As often is the case in these stories, there’s a happy ending. What began in one yard has grown into an urban farming movement transforming vacant lots into sources of food and jobs. There’s a Kickstarter:
The City of Memphis faces many challenges. Among them are blighted vacant lots, food deserts, health challenges, and unemployment. North Memphis Farmer’s Collective seeks to take these challenges and turn them into solutions by using what others see as waste as the fertilizer for vacant lots, thereby turning decay and blight into blossoming Urban Farms.
As we expand, we need the use of a tractor, chainsaw, wood chipper, other heavy equipment and garden tools to scale our operation and offer more naturally grown healthy local produce.
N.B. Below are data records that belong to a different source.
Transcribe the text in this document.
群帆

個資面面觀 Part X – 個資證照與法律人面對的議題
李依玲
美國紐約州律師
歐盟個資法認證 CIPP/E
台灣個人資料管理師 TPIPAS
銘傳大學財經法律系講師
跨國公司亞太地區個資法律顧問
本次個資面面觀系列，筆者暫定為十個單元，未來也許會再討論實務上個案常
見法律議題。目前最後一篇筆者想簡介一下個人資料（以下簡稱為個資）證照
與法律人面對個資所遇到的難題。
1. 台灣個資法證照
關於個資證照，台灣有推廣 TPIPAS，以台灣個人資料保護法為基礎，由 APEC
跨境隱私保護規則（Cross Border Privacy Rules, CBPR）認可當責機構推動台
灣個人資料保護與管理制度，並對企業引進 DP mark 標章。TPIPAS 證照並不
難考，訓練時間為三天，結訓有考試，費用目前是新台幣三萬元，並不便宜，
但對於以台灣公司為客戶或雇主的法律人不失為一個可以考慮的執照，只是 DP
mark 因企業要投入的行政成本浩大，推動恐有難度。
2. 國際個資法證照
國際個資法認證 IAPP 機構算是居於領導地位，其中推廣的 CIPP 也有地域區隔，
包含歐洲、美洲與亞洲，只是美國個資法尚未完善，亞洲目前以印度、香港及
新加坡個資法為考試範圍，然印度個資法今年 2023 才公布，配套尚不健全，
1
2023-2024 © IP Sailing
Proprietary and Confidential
Currently our Collective grows fruits and vegetables by hand on over four acres of vacant property.
They have just seven days to go towards their $10,000 goal.
They’re awesome people. I buy from them regularly at the weekly market we go to. Really great honey and produce, and they have a model that is reaching into some of the most impoverished neighborhoods in Memphis (which is, per capita, one of the most impoverished cities in the nation).
With so much abandoned real estate and blight in our city, we really need a model like this to start turning things around. Memphis government seems more interested in attracting yet more low-income employers with massive tax breaks (forcing the tax burden onto lower-middle class and low-income households), so our entrepreneurial groups like this are the people who really make the most difference.